A spatial energetics model of cadmium accumulation by diving ducks

Abstract

Food-chain transfer of contaminants is often predictable below the level of birds, but relations between contaminant concentrations in birds and their foods are often weak and variable. Much of this variation probably results from the energetics of foraging in fluctuating, heterogeneous environments, which has not been accounted for in past models of contaminant uptake by birds. Because birds are highly mobile with varying lengths of stay in different areas, collecting birds and analyzing their tissues yields unclear information on the importance of local contaminants. Likewise, toxicity assays with captive birds ignore changes in food intake with varying activity and weather experienced by wild birds. Neither of these approaches alone can predict maximum allowable contaminant levels in foods that avoid toxic effects under different field conditions, or what body burdens accumulate during varying lengths of stay that might affect the birds' biology at other places and times. To allow such predictions, an individual-based computer model was developed to simulate the intake of contaminated foods by diving ducks for varying conditions such as weather, water depth, food dispersion, and the size and digestibility of food. Food-intake estimates are combined with laboratory data on contaminant uptake as a function of food consumption and contaminant content. As an example, cadmium uptake is estimated for Canvasback ducks (Aythya valisineria) foraging on belowground winter buds of the submerged plant Vallisneria americana.
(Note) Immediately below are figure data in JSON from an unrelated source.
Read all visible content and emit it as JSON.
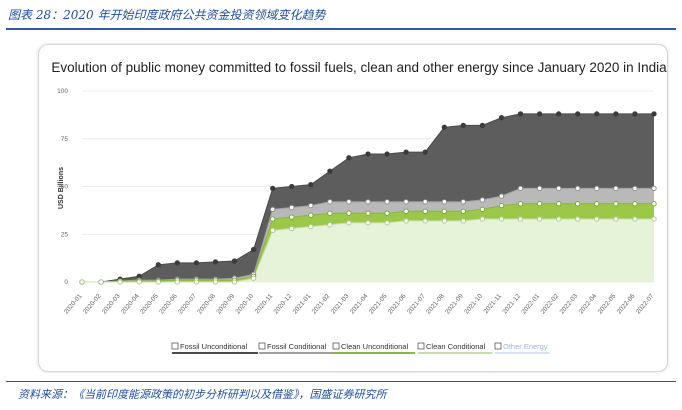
{
  "page": {
    "caption": "图表 28：2020 年开始印度政府公共资金投资领域变化趋势",
    "source": "资料来源：《当前印度能源政策的初步分析研判以及借鉴》，国盛证券研究所"
  },
  "colors": {
    "fossil_unconditional": "#5d5d5d",
    "fossil_conditional": "#b9b9b9",
    "clean_unconditional": "#9cc84a",
    "clean_conditional": "#e7f3d9",
    "other_energy": "#d8e4f2"
  },
  "chart_data": {
    "type": "area",
    "title": "Evolution of public money committed to fossil fuels, clean and other energy since January 2020 in India",
    "ylabel": "USD Billions",
    "xlabel": "",
    "ylim": [
      0,
      100
    ],
    "yticks": [
      0,
      25,
      50,
      75,
      100
    ],
    "grid": true,
    "legend_position": "bottom",
    "stacked": true,
    "categories": [
      "2020-01",
      "2020-02",
      "2020-03",
      "2020-04",
      "2020-05",
      "2020-06",
      "2020-07",
      "2020-08",
      "2020-09",
      "2020-10",
      "2020-11",
      "2020-12",
      "2021-01",
      "2021-02",
      "2021-03",
      "2021-04",
      "2021-05",
      "2021-06",
      "2021-07",
      "2021-08",
      "2021-09",
      "2021-10",
      "2021-11",
      "2021-12",
      "2022-01",
      "2022-02",
      "2022-03",
      "2022-04",
      "2022-05",
      "2022-06",
      "2022-07"
    ],
    "series": [
      {
        "name": "Fossil Unconditional",
        "cumulative_values": [
          0,
          0,
          1.5,
          3,
          9,
          10,
          10,
          10.5,
          11,
          17,
          49,
          50,
          51,
          58,
          65,
          67,
          67,
          68,
          68,
          81,
          82,
          82,
          86,
          88,
          88,
          88,
          88,
          88,
          88,
          88,
          88
        ]
      },
      {
        "name": "Fossil Conditional",
        "cumulative_values": [
          0,
          0,
          0.5,
          1,
          1,
          1.5,
          1.5,
          1.5,
          2,
          4,
          38,
          39,
          40,
          42,
          42,
          42,
          42,
          42,
          42,
          42,
          42,
          43,
          45,
          49,
          49,
          49,
          49,
          49,
          49,
          49,
          49
        ]
      },
      {
        "name": "Clean Unconditional",
        "cumulative_values": [
          0,
          0,
          0.5,
          0.5,
          0.5,
          1,
          1,
          1,
          1,
          3,
          33,
          34,
          35,
          36,
          36,
          36,
          36,
          37,
          37,
          37,
          37,
          38,
          40,
          41,
          41,
          41,
          41,
          41,
          41,
          41,
          41
        ]
      },
      {
        "name": "Clean Conditional",
        "cumulative_values": [
          0,
          0,
          0,
          0,
          0,
          0,
          0,
          0,
          0,
          2,
          27,
          28,
          29,
          30,
          31,
          31,
          31,
          32,
          32,
          32,
          32,
          33,
          33,
          33,
          33,
          33,
          33,
          33,
          33,
          33,
          33
        ]
      },
      {
        "name": "Other Energy",
        "cumulative_values": [
          0,
          0,
          0,
          0,
          0,
          0,
          0,
          0,
          0,
          2,
          27,
          28,
          29,
          30,
          31,
          31,
          31,
          32,
          32,
          32,
          32,
          33,
          33,
          33,
          33,
          33,
          33,
          33,
          33,
          33,
          33
        ]
      }
    ]
  }
}
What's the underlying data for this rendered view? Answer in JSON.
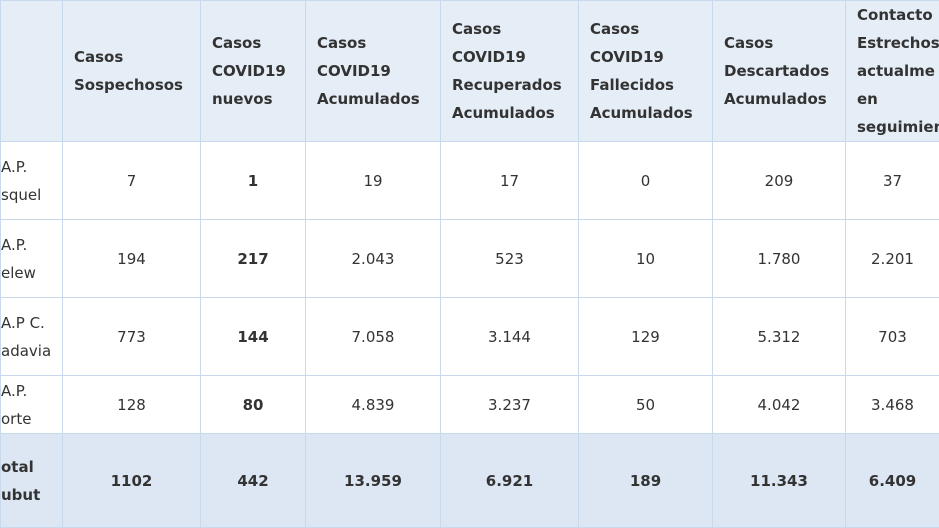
{
  "table": {
    "header": [
      "",
      "Casos\nSospechosos",
      "Casos\nCOVID19\nnuevos",
      "Casos\nCOVID19\nAcumulados",
      "Casos\nCOVID19\nRecuperados\nAcumulados",
      "Casos\nCOVID19\nFallecidos\nAcumulados",
      "Casos\nDescartados\nAcumulados",
      "Contacto\nEstrechos\nactualme\nen\nseguimien"
    ],
    "rows": [
      [
        "A.P.\nsquel",
        "7",
        "1",
        "19",
        "17",
        "0",
        "209",
        "37"
      ],
      [
        "A.P.\nelew",
        "194",
        "217",
        "2.043",
        "523",
        "10",
        "1.780",
        "2.201"
      ],
      [
        "A.P C.\nadavia",
        "773",
        "144",
        "7.058",
        "3.144",
        "129",
        "5.312",
        "703"
      ],
      [
        "A.P.\norte",
        "128",
        "80",
        "4.839",
        "3.237",
        "50",
        "4.042",
        "3.468"
      ],
      [
        "otal\nubut",
        "1102",
        "442",
        "13.959",
        "6.921",
        "189",
        "11.343",
        "6.409"
      ]
    ]
  }
}
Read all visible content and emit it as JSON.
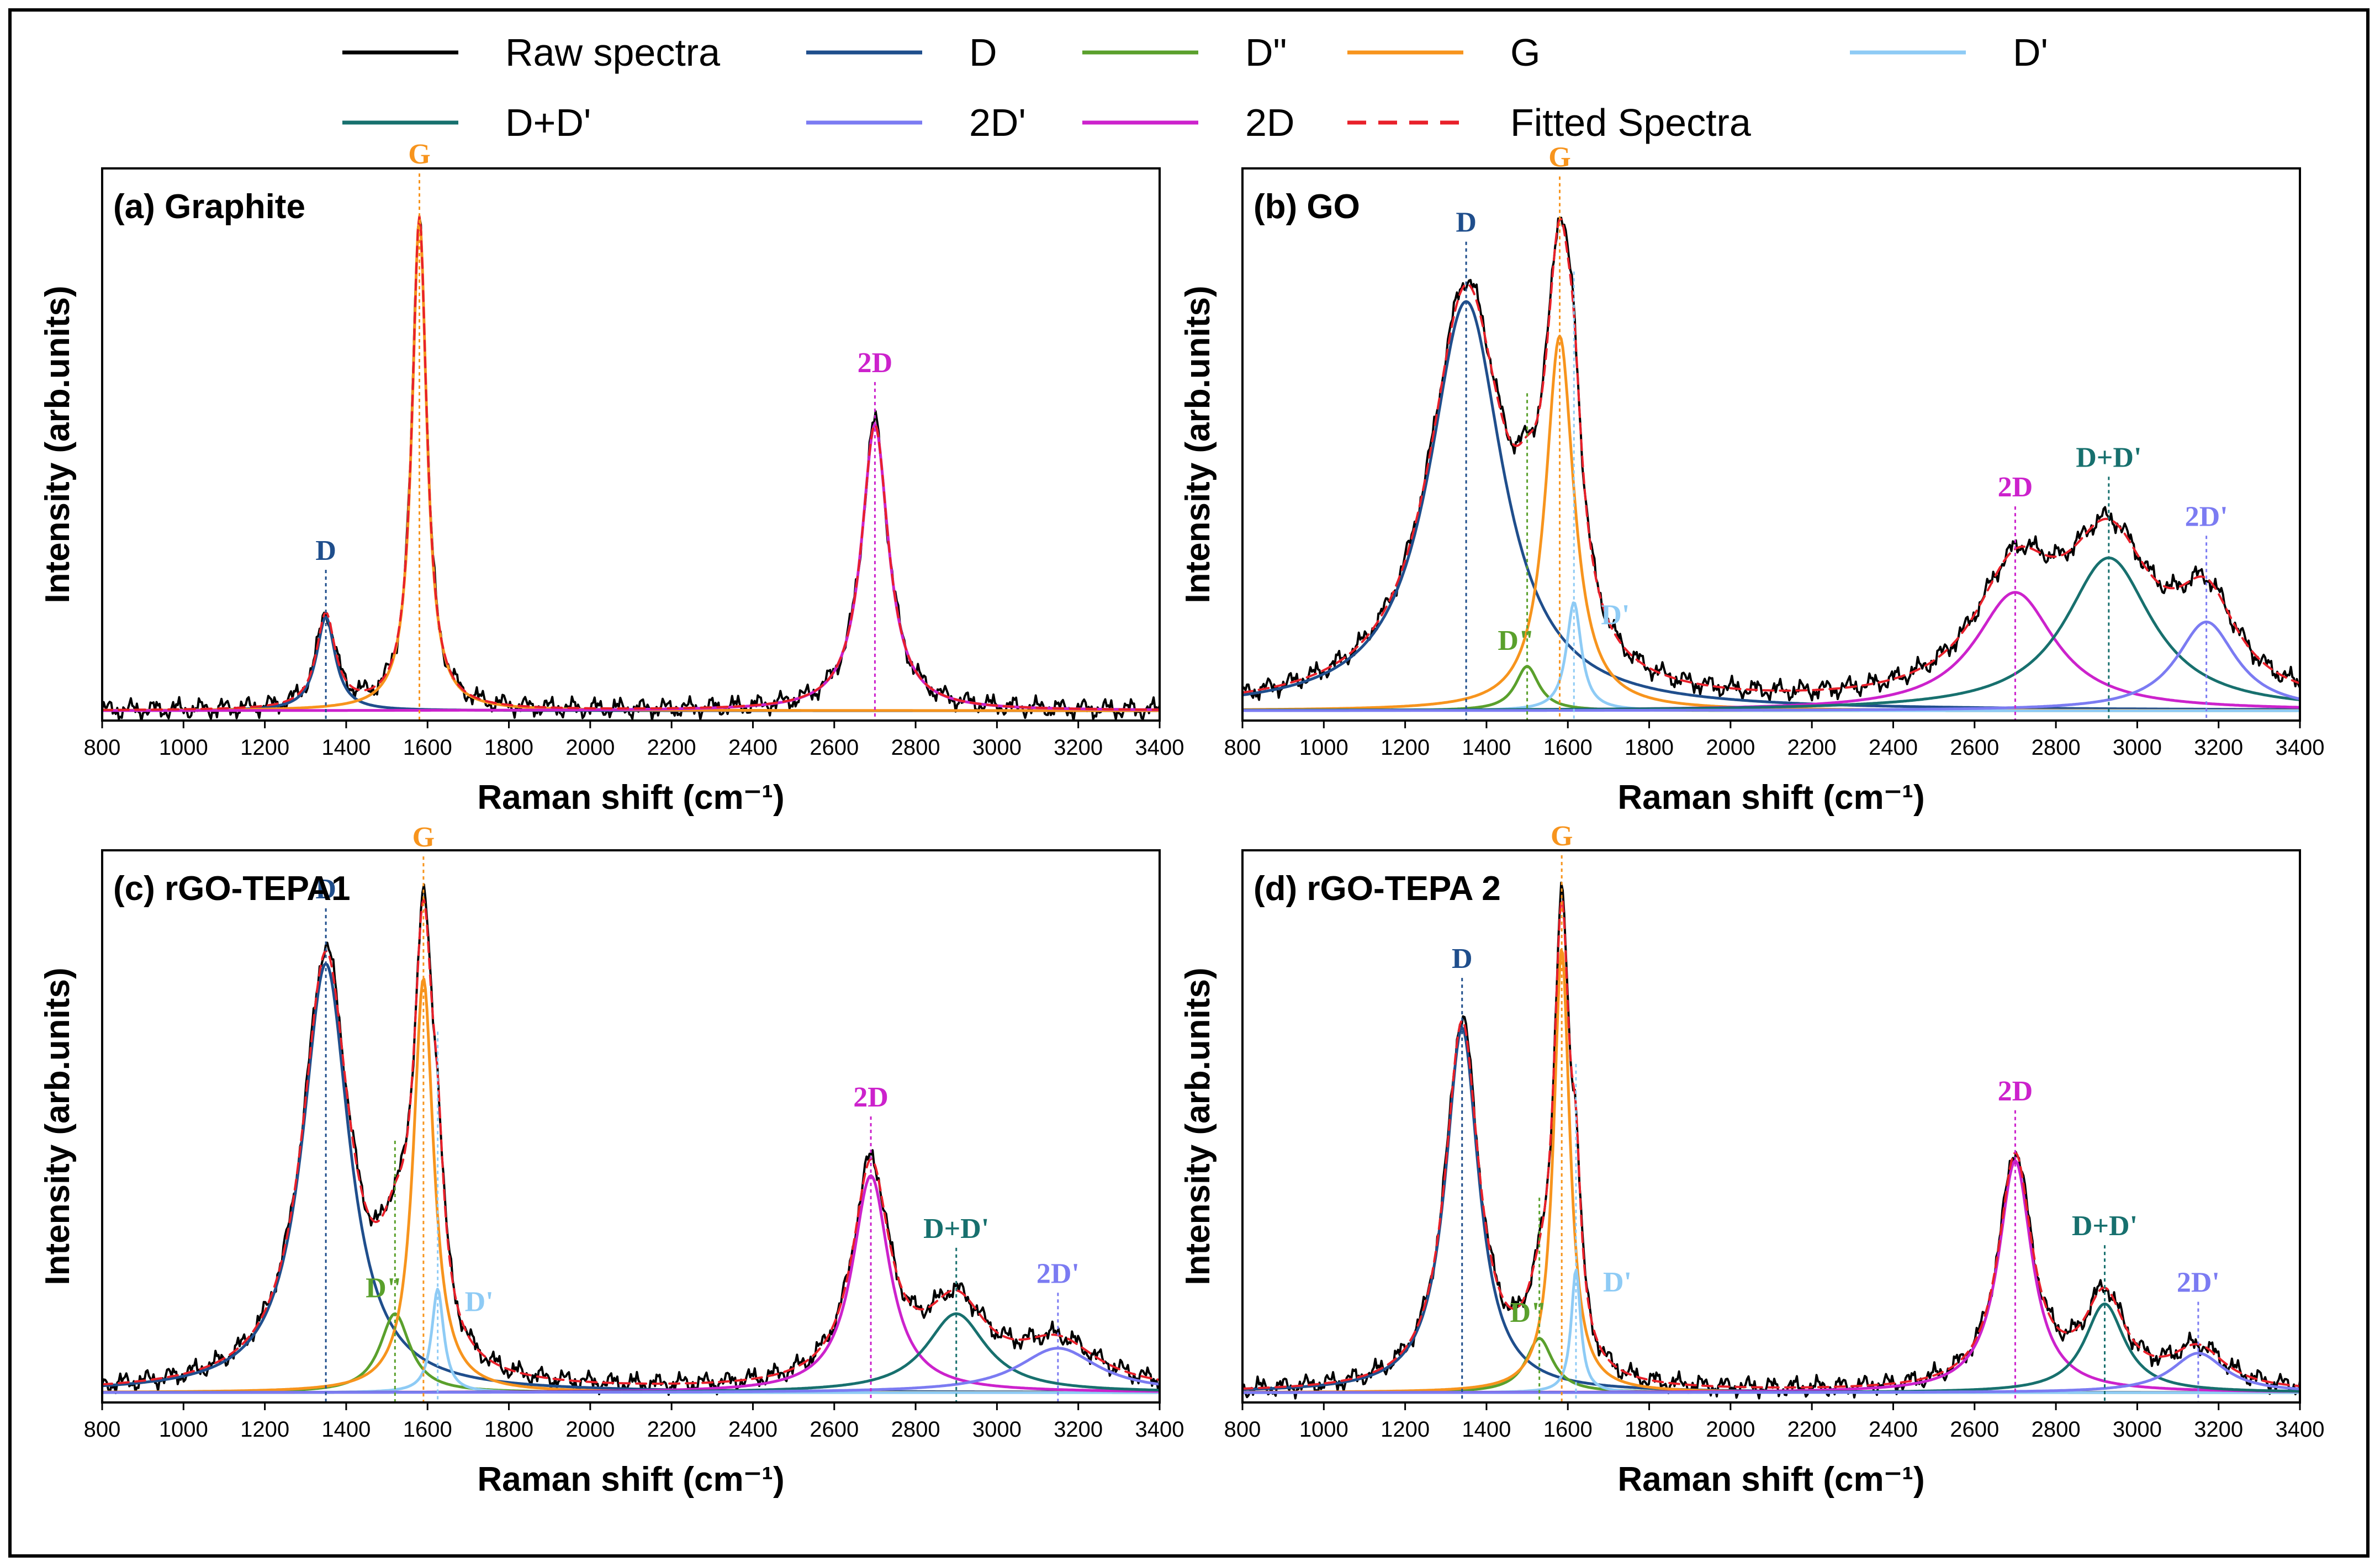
{
  "legend": {
    "items": [
      {
        "key": "raw",
        "label": "Raw spectra",
        "color": "#000000",
        "dashed": false
      },
      {
        "key": "D",
        "label": "D",
        "color": "#1f4e8c",
        "dashed": false
      },
      {
        "key": "Dpp",
        "label": "D\"",
        "color": "#5aa02c",
        "dashed": false
      },
      {
        "key": "G",
        "label": "G",
        "color": "#f7941d",
        "dashed": false
      },
      {
        "key": "Dp",
        "label": "D'",
        "color": "#8ecbf5",
        "dashed": false
      },
      {
        "key": "DDp",
        "label": "D+D'",
        "color": "#17706e",
        "dashed": false
      },
      {
        "key": "2Dp",
        "label": "2D'",
        "color": "#7b7bf2",
        "dashed": false
      },
      {
        "key": "2D",
        "label": "2D",
        "color": "#cc22cc",
        "dashed": false
      },
      {
        "key": "fit",
        "label": "Fitted Spectra",
        "color": "#e8202a",
        "dashed": true
      }
    ]
  },
  "chart_data": [
    {
      "type": "line",
      "title": "(a) Graphite",
      "xlabel": "Raman shift (cm⁻¹)",
      "ylabel": "Intensity (arb.units)",
      "xlim": [
        800,
        3400
      ],
      "ylim": [
        0,
        1.12
      ],
      "xticks": [
        800,
        1000,
        1200,
        1400,
        1600,
        1800,
        2000,
        2200,
        2400,
        2600,
        2800,
        3000,
        3200,
        3400
      ],
      "baseline": 0.02,
      "peaks": [
        {
          "key": "D",
          "center": 1350,
          "height": 0.19,
          "width": 28
        },
        {
          "key": "G",
          "center": 1580,
          "height": 1.0,
          "width": 22
        },
        {
          "key": "2D",
          "center": 2700,
          "height": 0.58,
          "width": 40
        }
      ],
      "annotations": [
        {
          "text": "D",
          "x": 1350,
          "key": "D"
        },
        {
          "text": "G",
          "x": 1580,
          "key": "G"
        },
        {
          "text": "2D",
          "x": 2700,
          "key": "2D"
        }
      ]
    },
    {
      "type": "line",
      "title": "(b) GO",
      "xlabel": "Raman shift (cm⁻¹)",
      "ylabel": "Intensity (arb.units)",
      "xlim": [
        800,
        3400
      ],
      "ylim": [
        0,
        1.12
      ],
      "xticks": [
        800,
        1000,
        1200,
        1400,
        1600,
        1800,
        2000,
        2200,
        2400,
        2600,
        2800,
        3000,
        3200,
        3400
      ],
      "baseline": 0.02,
      "peaks": [
        {
          "key": "D",
          "center": 1350,
          "height": 0.83,
          "width": 110
        },
        {
          "key": "Dpp",
          "center": 1500,
          "height": 0.09,
          "width": 35
        },
        {
          "key": "G",
          "center": 1580,
          "height": 0.76,
          "width": 42
        },
        {
          "key": "Dp",
          "center": 1615,
          "height": 0.22,
          "width": 22
        },
        {
          "key": "2D",
          "center": 2700,
          "height": 0.24,
          "width": 120
        },
        {
          "key": "DDp",
          "center": 2930,
          "height": 0.31,
          "width": 130
        },
        {
          "key": "2Dp",
          "center": 3170,
          "height": 0.18,
          "width": 90
        }
      ],
      "annotations": [
        {
          "text": "D",
          "x": 1350,
          "key": "D"
        },
        {
          "text": "G",
          "x": 1580,
          "key": "G"
        },
        {
          "text": "D\"",
          "x": 1500,
          "key": "Dpp"
        },
        {
          "text": "D'",
          "x": 1615,
          "key": "Dp"
        },
        {
          "text": "2D",
          "x": 2700,
          "key": "2D"
        },
        {
          "text": "D+D'",
          "x": 2930,
          "key": "DDp"
        },
        {
          "text": "2D'",
          "x": 3170,
          "key": "2Dp"
        }
      ]
    },
    {
      "type": "line",
      "title": "(c) rGO-TEPA1",
      "xlabel": "Raman shift (cm⁻¹)",
      "ylabel": "Intensity (arb.units)",
      "xlim": [
        800,
        3400
      ],
      "ylim": [
        0,
        1.12
      ],
      "xticks": [
        800,
        1000,
        1200,
        1400,
        1600,
        1800,
        2000,
        2200,
        2400,
        2600,
        2800,
        3000,
        3200,
        3400
      ],
      "baseline": 0.02,
      "peaks": [
        {
          "key": "D",
          "center": 1350,
          "height": 0.87,
          "width": 70
        },
        {
          "key": "Dpp",
          "center": 1520,
          "height": 0.16,
          "width": 45
        },
        {
          "key": "G",
          "center": 1590,
          "height": 0.84,
          "width": 30
        },
        {
          "key": "Dp",
          "center": 1625,
          "height": 0.21,
          "width": 18
        },
        {
          "key": "2D",
          "center": 2690,
          "height": 0.44,
          "width": 55
        },
        {
          "key": "DDp",
          "center": 2900,
          "height": 0.16,
          "width": 90
        },
        {
          "key": "2Dp",
          "center": 3150,
          "height": 0.09,
          "width": 120
        }
      ],
      "annotations": [
        {
          "text": "D",
          "x": 1350,
          "key": "D"
        },
        {
          "text": "G",
          "x": 1590,
          "key": "G"
        },
        {
          "text": "D\"",
          "x": 1520,
          "key": "Dpp"
        },
        {
          "text": "D'",
          "x": 1625,
          "key": "Dp"
        },
        {
          "text": "2D",
          "x": 2690,
          "key": "2D"
        },
        {
          "text": "D+D'",
          "x": 2900,
          "key": "DDp"
        },
        {
          "text": "2D'",
          "x": 3150,
          "key": "2Dp"
        }
      ]
    },
    {
      "type": "line",
      "title": "(d) rGO-TEPA 2",
      "xlabel": "Raman shift (cm⁻¹)",
      "ylabel": "Intensity (arb.units)",
      "xlim": [
        800,
        3400
      ],
      "ylim": [
        0,
        1.12
      ],
      "xticks": [
        800,
        1000,
        1200,
        1400,
        1600,
        1800,
        2000,
        2200,
        2400,
        2600,
        2800,
        3000,
        3200,
        3400
      ],
      "baseline": 0.02,
      "peaks": [
        {
          "key": "D",
          "center": 1340,
          "height": 0.74,
          "width": 50
        },
        {
          "key": "Dpp",
          "center": 1530,
          "height": 0.11,
          "width": 40
        },
        {
          "key": "G",
          "center": 1585,
          "height": 0.9,
          "width": 24
        },
        {
          "key": "Dp",
          "center": 1620,
          "height": 0.25,
          "width": 14
        },
        {
          "key": "2D",
          "center": 2700,
          "height": 0.47,
          "width": 50
        },
        {
          "key": "DDp",
          "center": 2920,
          "height": 0.18,
          "width": 60
        },
        {
          "key": "2Dp",
          "center": 3150,
          "height": 0.08,
          "width": 80
        }
      ],
      "annotations": [
        {
          "text": "D",
          "x": 1340,
          "key": "D"
        },
        {
          "text": "G",
          "x": 1585,
          "key": "G"
        },
        {
          "text": "D\"",
          "x": 1530,
          "key": "Dpp"
        },
        {
          "text": "D'",
          "x": 1620,
          "key": "Dp"
        },
        {
          "text": "2D",
          "x": 2700,
          "key": "2D"
        },
        {
          "text": "D+D'",
          "x": 2920,
          "key": "DDp"
        },
        {
          "text": "2D'",
          "x": 3150,
          "key": "2Dp"
        }
      ]
    }
  ]
}
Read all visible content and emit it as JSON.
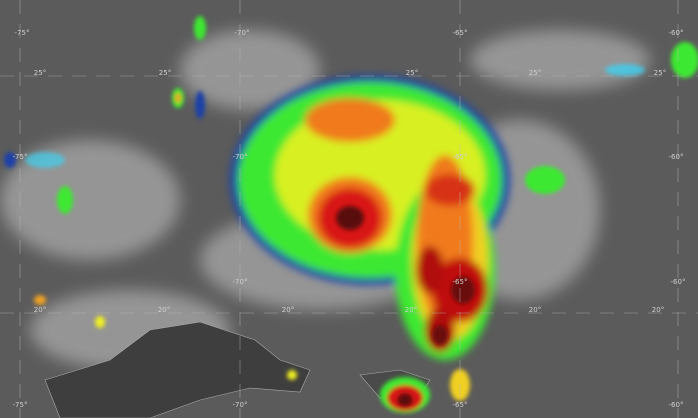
{
  "image": {
    "colors": {
      "background": "#5b5b5b",
      "cloud": "#d8d8d8",
      "blue": "#1a3fa8",
      "cyan": "#3fd0f0",
      "green": "#3ee830",
      "yellow": "#f0f020",
      "orange": "#f07a1a",
      "red": "#d81818",
      "darkred": "#5a0a0a"
    }
  },
  "graticule": {
    "lon_labels_top": [
      "-75°",
      "-70°",
      "-65°",
      "-60°"
    ],
    "lon_labels_mid": [
      "-75°",
      "-70°",
      "-65°",
      "-60°"
    ],
    "lon_labels_low": [
      "-70°",
      "-65°",
      "-60°"
    ],
    "lon_labels_bottom": [
      "-75°",
      "-70°",
      "-65°",
      "-60°"
    ],
    "lat25_labels": [
      "25°",
      "25°",
      "25°",
      "25°",
      "25°"
    ],
    "lat20_labels": [
      "20°",
      "20°",
      "20°",
      "20°",
      "20°",
      "20°"
    ]
  }
}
Results indicate that relations between cadmium content of food and cadmium uptake by kidneys can be quite different depending on field conditions, and that cadmium content of food can be less important than food dispersion and resulting search costs in determining cadmium uptake. Models that estimate food intake based on energetic profitability can yield very different predictions than models that assume constant daily intake, or assume that food intake simply increases as energy costs of thermoregulation or other factors go up. Such profitability effects might explain much of the confounding variation in deriving bioaccumulation factors for birds.